Two identical point masses P and Q, suspended from two separate massless springs of spring constants \(k_1\) and \(k_2\), respectively, oscillate vertically. If their maximum velocities are the same, the ratio of the amplitude of P to the amplitude of Q is :

• A. \( \sqrt{\frac{k_2}{k_1}} \)
• B. \( \sqrt{\frac{k_1}{k_2}} \)
• C. \( \frac{k_2}{k_1} \)
• D. \( \frac{k_1}{k_2} \)

Hint:

The maximum velocity in SHM is \( v_{max} = A \omega = A \sqrt{k/m} \). Equate the maximum velocities for the two masses and solve for the ratio of their amplitudes.

Answer 1

The Correct Option is A

Step 1: Angular Frequency and Maximum Velocity Formulas
For simple harmonic motion (SHM), angular frequency \( \omega \) is \( \omega = √(k / m) \), where \( k \) is the spring constant and \( m \) is the mass.
The velocity \( v(t) \) of a particle in SHM is \( v(t) = -ωA sin(ωt + φ) \), where \( A \) is the amplitude and \( φ \) is the phase constant.
The maximum velocity \( v_{max} \) is given by \( v_{max} = ωA \).

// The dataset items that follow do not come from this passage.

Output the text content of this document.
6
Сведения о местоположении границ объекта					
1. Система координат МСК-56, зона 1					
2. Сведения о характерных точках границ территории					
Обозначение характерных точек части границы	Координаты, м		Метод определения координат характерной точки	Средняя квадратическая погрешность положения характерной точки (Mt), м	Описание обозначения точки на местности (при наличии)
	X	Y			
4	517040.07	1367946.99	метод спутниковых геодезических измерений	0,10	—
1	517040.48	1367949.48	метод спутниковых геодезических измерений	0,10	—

Step 2: Calculations for Mass P
For mass P, the angular frequency is \( \omega₁ = √(k₁ / m) \) and the amplitude is \( A₁ \).
Its maximum velocity is \( v_{max, P} = ω₁ A₁ = A₁ √(k₁ / m) \).

Step 3: Calculations for Mass Q
For mass Q, the angular frequency is \( \omega₂ = √(k₂ / m) \) and the amplitude is \( A₂ \).
Its maximum velocity is \( v_{max, Q} = ω₂ A₂ = A₂ √(k₂ / m) \).

Step 4: Equating Maximum Velocities
Given that their maximum velocities are equal: \( v_{max, P} = v_{max, Q} \).
Thus, \( A₁ √(k₁ / m) = A₂ √(k₂ / m) \).
Simplifying yields \( A₁ √(k₁) = A₂ √(k₂) \).

Step 5: Determining the Ratio of Amplitudes
The ratio of the amplitude of P to the amplitude of Q is \( A₁ / A₂ \).
From the previous step, \( A₁ / A₂ = √(k₂ / k₁) \).
Therefore, the ratio of the amplitudes is \( A₁ / A₂ = √(k₂ / k₁) \).